11 Nisan 2012 Çarşamba

HAYAT SANA GÜZEL- JULIE DELPY!

Gwyneth Paltrow ve Lisa Kudrow'un girmiş olduğu kimyasal etkileşim sonrasında ortaya çıkan Julie Delpy oyunculuğunun B Side'ında ise KristenWiig ve Woody Allen'dan ilham alınmış bir senaryo yazarlığı bulunuyor.

Romantizmin tatlıktan tavan yaptığı ''Before Sunrise'', ''Before Sunset''ler dışında bir de adamın altına yaptıracak komiklikte ve politik göndermeli ''2 Days in Paris'' ve ''2 Days in New York'' (31. Istanbul Film Festivali'nde gösterimi yapıldı) eklenince aslında demek istediklerim daha rahat anlaşılıyor.

Aslında bu yazı, Fransız oyuncunun ne yazarlık ne de oyunculuk yönünü eleştirmek ya da tartışmak için yazıldı. Sadece 'sizce de bu hayata Julie Delpy olarak gelseydik herşey daha güzel olmaz mıydı?'' mottosundan yola çıkılarak birşeylerin size aktarılması planlandı.

Muhtemelen bir pazar sabahı aldığı baget ekmeği eve götürürken karnı çok acıkmıştır ve başka bir cafe'ye girip kendine bir adet croissant almıştır, yolda onu yiye yiye yürüken önü sepetli biiskletiyle Godard ona çarpmıştır, böylece ''King Lear''da oynaması için teklif alıp daha kariyerin başında Woodye Allen'la da aynı filmde yer almanın haklı gururunu taşımıştır. Juliette Bincohe ve ''Mauvais Sang''dan bahsetmiyorum bile.

Senaristliğini üstlendiği çoğu filmde ise kendi özel hayatından parçaların yer aldığını da görüyoruz, ''Before Sunrise''da Amerika'daki okulundan dönen Celine, ''2 Days in Pairs''te de öz anne ve babasını karakteri Marion ile de paylaştı, '68 sonbaharı Fransız Sokak Devrimler'ini ve ebeveynlerinin o günlerde ne yaptıklarını bize sunan  Delpy büyük ihtimalle boş zamanlarında bolca eski albümleri karıştırıp, eline bir ses kaydedici alıp babasını konuşturuyordur.
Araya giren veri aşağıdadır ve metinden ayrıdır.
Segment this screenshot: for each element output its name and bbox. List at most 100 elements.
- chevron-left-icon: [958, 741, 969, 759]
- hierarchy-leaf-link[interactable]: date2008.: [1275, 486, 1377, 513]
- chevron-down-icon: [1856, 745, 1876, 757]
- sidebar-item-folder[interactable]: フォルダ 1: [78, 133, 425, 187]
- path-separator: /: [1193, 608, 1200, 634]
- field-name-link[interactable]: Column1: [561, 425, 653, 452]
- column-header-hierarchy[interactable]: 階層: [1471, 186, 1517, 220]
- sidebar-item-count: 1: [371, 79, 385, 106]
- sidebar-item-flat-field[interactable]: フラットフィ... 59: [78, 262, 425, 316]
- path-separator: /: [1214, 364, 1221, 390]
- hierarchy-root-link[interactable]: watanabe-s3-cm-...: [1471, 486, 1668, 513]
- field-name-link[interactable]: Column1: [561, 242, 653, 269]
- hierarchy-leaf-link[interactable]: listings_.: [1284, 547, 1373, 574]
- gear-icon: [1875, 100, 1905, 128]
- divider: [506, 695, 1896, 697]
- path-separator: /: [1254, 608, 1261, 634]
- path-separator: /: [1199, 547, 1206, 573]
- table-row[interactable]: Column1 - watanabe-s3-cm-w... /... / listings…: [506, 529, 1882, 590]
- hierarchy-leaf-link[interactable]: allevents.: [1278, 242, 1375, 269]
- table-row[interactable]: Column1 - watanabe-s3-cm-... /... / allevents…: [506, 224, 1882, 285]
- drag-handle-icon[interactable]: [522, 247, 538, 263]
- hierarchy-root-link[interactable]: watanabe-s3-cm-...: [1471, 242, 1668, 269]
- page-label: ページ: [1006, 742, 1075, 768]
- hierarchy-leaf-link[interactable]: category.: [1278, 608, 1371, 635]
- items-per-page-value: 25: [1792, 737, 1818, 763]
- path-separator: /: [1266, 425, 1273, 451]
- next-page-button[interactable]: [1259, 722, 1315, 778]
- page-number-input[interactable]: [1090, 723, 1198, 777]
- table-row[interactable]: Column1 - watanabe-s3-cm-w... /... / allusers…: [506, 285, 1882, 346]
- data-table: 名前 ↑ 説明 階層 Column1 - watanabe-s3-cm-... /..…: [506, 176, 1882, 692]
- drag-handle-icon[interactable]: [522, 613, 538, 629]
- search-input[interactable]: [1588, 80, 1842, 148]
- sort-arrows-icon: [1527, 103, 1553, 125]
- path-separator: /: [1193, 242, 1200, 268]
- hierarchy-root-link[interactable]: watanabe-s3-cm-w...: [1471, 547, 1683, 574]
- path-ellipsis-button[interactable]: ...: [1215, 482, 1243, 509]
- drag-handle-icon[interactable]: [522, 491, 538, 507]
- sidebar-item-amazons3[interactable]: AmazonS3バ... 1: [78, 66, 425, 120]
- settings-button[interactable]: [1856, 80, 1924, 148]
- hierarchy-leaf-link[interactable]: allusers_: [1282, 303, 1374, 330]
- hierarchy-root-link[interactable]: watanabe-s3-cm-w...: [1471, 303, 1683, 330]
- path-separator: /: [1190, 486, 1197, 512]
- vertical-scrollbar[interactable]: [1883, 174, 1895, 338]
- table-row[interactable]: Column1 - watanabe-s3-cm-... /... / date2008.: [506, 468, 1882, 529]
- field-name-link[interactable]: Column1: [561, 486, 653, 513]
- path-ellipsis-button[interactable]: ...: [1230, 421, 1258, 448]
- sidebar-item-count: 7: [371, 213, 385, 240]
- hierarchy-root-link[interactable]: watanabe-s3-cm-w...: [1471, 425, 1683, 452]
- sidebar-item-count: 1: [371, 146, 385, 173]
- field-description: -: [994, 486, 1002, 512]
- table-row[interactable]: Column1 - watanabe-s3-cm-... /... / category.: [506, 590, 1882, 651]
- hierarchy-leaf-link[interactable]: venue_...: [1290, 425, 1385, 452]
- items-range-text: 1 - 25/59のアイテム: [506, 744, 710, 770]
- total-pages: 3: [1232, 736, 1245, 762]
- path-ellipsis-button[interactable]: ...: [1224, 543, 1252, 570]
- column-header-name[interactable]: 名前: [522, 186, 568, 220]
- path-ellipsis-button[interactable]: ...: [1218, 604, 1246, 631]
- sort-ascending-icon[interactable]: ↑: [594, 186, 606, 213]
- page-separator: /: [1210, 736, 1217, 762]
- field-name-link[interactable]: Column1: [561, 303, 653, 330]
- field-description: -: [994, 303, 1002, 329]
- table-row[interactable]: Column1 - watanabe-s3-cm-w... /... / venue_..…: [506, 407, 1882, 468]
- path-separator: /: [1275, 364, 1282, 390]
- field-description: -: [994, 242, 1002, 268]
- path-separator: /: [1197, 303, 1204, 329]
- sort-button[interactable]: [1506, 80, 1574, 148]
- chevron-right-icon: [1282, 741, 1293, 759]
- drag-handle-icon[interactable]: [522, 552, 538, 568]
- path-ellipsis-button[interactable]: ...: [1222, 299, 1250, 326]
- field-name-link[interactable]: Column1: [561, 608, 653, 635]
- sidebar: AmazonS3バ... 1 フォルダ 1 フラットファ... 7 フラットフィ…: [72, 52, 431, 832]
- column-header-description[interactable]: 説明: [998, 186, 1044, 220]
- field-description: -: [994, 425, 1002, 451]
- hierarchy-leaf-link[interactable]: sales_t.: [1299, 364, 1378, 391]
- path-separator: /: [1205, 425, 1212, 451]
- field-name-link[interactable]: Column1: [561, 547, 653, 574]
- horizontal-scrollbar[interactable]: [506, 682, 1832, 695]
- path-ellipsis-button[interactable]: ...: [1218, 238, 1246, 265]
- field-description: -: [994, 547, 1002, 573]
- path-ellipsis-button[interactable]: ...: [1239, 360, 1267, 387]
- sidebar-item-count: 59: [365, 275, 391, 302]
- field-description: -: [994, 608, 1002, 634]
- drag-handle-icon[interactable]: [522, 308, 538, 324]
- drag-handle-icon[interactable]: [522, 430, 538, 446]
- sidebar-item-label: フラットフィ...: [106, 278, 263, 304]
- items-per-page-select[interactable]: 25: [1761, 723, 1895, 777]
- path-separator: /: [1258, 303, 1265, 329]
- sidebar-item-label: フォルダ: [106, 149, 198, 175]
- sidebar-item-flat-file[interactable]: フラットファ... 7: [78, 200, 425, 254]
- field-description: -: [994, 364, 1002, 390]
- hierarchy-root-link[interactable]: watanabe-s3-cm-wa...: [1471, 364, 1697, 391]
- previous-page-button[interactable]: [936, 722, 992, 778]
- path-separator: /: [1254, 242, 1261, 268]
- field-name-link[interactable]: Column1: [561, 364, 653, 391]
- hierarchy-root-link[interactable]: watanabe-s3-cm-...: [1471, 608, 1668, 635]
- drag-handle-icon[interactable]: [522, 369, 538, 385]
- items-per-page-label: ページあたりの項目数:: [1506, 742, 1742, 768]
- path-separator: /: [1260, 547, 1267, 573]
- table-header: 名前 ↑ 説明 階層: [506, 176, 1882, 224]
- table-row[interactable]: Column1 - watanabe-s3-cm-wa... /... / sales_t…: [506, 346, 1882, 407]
Aslına bakarsanız Delpy'nin pek boş vakti olduğunu da sanmıyorum. Üçüncü kez Ethan Hawke ile kamera karşısına geçmek için sabırsızlanan Delpy önce projeler bulup onları hayata geçirmek için uğraşırken sonra da onlara devam filmi yaparken hayat zaten akıp gidiyordur. Eminim ki özellikle ''Sunrise-Sunset' serisini izlerken ''eğer bu film kitap olsaydı, tüm repliklerin altınız çizmiştim'' demişsinizdir, dolayısyla böyle şahane senaryolar yaratmak ya da onlara katkıda bulunmak pek de kolay olmasa gerek. Akışkanlık konusuda Tutku'nun kremasından daha ahengli olan senaryo, gerçek hayatın birebir kopyası gibiydi. Hani mimetic anlayış ölmüştü?
Güzellikte Marion Cotillard'ın seksilikte de Ludivine Sagnier'in eline belki su dökemez; (gerçi ilk fotoğrafta da Jessica Chastain havası da yok değil) ama gün geçtikçe bu kadına ısınma katsayımın neyle alakalı olduğunu da çözmüş değilim, ya da inatla -basit ama akıllıca oluşturmuş olduğu senaryoların beni etkileyen tek neden olabileceğini görmezden gelmek istiyorum. Belki de hala Celine karakterini baştaki iki isimden birinin değil de Delpy'nin canlandırmasından dolayı haklı bir burukluk taşıyorumdur. Fakat yine de hayatın bir kısmını Paris'te bir kısmını Los Angels'da yaşarak geçirmek, croissant ile beslenmek, sadece senaryo yazmak, okumak ve onları filme çekmeyi düşünerek zaman geçirmek bir de babanın dizi dibinde 60ları dinlemek dünyanın en cool şeyi olsa gerek! Seks maceralarından bahsetmiyorum bile. Sahi acaba senaryo ve gerçeklik ikilisi bu tema söz konusu olduğunda hangi tarafa daha yakın duruyor Delpy filmlerinde?